Everett City Council Moves to Limit Citizens’ Speech at Council Meetings

Say this for the Everett City Council: They can close ranks with the best of them. Apparently still upset at City Councilor Stephen Simonelli getting called out at the January 8th city council meeting for racist and bigoted remarks he made to the news media and on social media, the council spent time at two different points in Monday’s meeting to make it clear dissent from the public won’t be tolerated at the meetings.

At the opening of the public participation portion of the meeting (no one was signed up to speak), Council President Peter Napolitano announced that members of the public wishing to speak at council meetings may not say the name of any of the councilors. The problem with that is the council has very specific rules about public participation at its meetings and nowhere does it say a councilor can’t be named.

The public participation at the Jan. 8th meeting obviously rattled the council members and prompted the action Monday night. I spoke, addressed only the president and simply recounted the words of Councilor Simonelli as reported by the media and a contained in his social media posts. A disturbance ensued—not about Simonelli’s bigotry but about my attempt to call him out on it.

A telling moment at Monday’s meeting was during discussion of a resolution requiring the advising of those who wish to speak that they may not disparage any councilor (which I didn’t do unless repeating Simonelli’s own words constitutes disparaging him).

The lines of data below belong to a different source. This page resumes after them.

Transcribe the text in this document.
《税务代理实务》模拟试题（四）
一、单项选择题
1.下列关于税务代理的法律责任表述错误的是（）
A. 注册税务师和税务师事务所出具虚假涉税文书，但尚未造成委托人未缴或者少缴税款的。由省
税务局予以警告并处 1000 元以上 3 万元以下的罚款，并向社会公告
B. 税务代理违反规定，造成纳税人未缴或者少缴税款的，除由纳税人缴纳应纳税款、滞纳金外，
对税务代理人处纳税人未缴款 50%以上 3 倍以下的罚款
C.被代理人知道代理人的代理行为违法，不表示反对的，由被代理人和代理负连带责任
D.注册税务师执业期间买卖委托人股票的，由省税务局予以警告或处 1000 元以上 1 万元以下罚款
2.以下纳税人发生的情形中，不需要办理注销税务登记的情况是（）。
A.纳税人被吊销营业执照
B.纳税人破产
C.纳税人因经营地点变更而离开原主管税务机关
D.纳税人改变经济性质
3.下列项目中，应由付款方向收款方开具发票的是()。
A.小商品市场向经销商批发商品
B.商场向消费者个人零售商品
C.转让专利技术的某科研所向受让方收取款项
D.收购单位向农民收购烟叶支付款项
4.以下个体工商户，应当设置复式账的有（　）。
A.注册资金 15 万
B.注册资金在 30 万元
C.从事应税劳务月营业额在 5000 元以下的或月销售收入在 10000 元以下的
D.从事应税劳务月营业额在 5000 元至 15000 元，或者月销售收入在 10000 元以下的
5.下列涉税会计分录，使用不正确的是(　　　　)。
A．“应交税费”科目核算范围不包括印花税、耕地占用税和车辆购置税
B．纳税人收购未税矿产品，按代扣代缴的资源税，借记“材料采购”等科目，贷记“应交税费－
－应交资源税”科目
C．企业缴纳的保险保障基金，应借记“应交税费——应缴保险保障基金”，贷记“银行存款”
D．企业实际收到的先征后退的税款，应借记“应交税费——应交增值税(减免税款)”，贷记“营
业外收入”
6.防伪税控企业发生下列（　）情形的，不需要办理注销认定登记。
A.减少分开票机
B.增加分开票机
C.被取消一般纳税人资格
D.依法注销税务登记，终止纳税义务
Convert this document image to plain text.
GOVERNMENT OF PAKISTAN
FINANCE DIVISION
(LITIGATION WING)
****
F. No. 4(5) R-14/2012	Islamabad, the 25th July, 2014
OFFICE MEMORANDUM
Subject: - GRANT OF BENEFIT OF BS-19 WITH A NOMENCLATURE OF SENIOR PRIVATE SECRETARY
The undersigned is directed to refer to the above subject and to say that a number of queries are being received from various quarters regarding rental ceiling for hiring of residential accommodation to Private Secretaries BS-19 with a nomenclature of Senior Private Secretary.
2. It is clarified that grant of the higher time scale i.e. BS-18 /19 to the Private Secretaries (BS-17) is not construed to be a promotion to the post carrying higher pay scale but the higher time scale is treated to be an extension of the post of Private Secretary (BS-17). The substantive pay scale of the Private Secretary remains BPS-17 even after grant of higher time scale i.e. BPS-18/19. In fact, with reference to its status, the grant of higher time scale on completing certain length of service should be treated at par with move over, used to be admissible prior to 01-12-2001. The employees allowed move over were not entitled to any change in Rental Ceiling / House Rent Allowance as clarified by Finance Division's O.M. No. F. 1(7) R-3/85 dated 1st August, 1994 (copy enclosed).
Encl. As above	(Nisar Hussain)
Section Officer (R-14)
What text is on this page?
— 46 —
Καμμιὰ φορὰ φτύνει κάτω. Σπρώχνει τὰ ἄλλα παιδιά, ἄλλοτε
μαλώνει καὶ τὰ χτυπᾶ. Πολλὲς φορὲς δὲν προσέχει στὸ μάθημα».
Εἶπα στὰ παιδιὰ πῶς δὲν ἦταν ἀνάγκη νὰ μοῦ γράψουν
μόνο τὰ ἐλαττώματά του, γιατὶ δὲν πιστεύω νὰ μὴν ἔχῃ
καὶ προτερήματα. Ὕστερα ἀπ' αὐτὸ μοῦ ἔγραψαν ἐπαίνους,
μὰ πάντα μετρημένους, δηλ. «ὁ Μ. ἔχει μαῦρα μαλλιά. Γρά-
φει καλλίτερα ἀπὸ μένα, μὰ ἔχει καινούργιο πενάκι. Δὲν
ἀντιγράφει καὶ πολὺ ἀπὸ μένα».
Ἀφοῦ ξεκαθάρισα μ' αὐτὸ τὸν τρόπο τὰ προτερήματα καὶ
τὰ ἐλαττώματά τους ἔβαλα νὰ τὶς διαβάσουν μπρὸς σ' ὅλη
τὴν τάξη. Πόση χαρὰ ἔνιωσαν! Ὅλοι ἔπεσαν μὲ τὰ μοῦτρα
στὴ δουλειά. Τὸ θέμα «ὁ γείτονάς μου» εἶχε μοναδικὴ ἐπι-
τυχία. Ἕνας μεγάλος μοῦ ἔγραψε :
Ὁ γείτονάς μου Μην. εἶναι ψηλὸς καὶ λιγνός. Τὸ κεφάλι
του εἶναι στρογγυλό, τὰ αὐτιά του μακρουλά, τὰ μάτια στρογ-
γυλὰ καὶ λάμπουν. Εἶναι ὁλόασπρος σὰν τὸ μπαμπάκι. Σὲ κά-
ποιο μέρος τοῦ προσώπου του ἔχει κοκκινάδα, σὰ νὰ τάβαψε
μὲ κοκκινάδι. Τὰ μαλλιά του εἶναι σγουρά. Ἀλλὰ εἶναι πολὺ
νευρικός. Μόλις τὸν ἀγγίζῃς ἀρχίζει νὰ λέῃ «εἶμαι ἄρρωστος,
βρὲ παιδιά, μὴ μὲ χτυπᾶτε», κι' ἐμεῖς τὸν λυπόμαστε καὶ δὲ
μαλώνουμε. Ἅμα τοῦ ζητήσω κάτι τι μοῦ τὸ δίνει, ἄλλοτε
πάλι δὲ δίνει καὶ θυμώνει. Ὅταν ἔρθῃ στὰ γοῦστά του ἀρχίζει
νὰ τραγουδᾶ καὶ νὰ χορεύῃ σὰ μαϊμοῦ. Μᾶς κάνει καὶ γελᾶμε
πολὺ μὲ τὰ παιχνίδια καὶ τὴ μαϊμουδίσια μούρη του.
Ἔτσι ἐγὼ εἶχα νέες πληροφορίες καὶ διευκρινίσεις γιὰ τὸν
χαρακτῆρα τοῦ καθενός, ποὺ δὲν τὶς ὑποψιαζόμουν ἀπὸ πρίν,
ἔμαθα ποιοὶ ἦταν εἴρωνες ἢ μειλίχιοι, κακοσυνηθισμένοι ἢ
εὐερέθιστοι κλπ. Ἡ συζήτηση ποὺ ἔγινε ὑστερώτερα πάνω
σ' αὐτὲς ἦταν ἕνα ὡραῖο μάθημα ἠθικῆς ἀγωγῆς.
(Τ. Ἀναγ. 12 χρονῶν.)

City Council President Peter Napolitano.

Councilor Wayne Matewski, apparently still upset at something that happened years ago during public participation, declared, “This is our chamber!” Um, no, councilor. The chamber, city hall, the meeting rooms, the elevator and even the parking lot do not belong to the council. They belong to the people of Everett. Maybe it’s from this misunderstanding that all these problems stem.

I have great respect for Council President Napolitano. He took the time to answer my questions after the meeting. I just think he’s wrong. The rules state what public participation is for—it does not have to related to anything on that night’s agenda and it does have to be “good-hearted, interesting discussions” as Councilor Metewski contended during the debate. I don’t blame Napolitano for trying to keep his members happy but the rules are clear. By saying no speaker can mention a councilor by name, he is inventing a new rule because the chamber didn’t want to hear the hard truth about Simonelli.

The council should be concerned about the bigotry and racism of one of its members, not about a resident calling him out on it.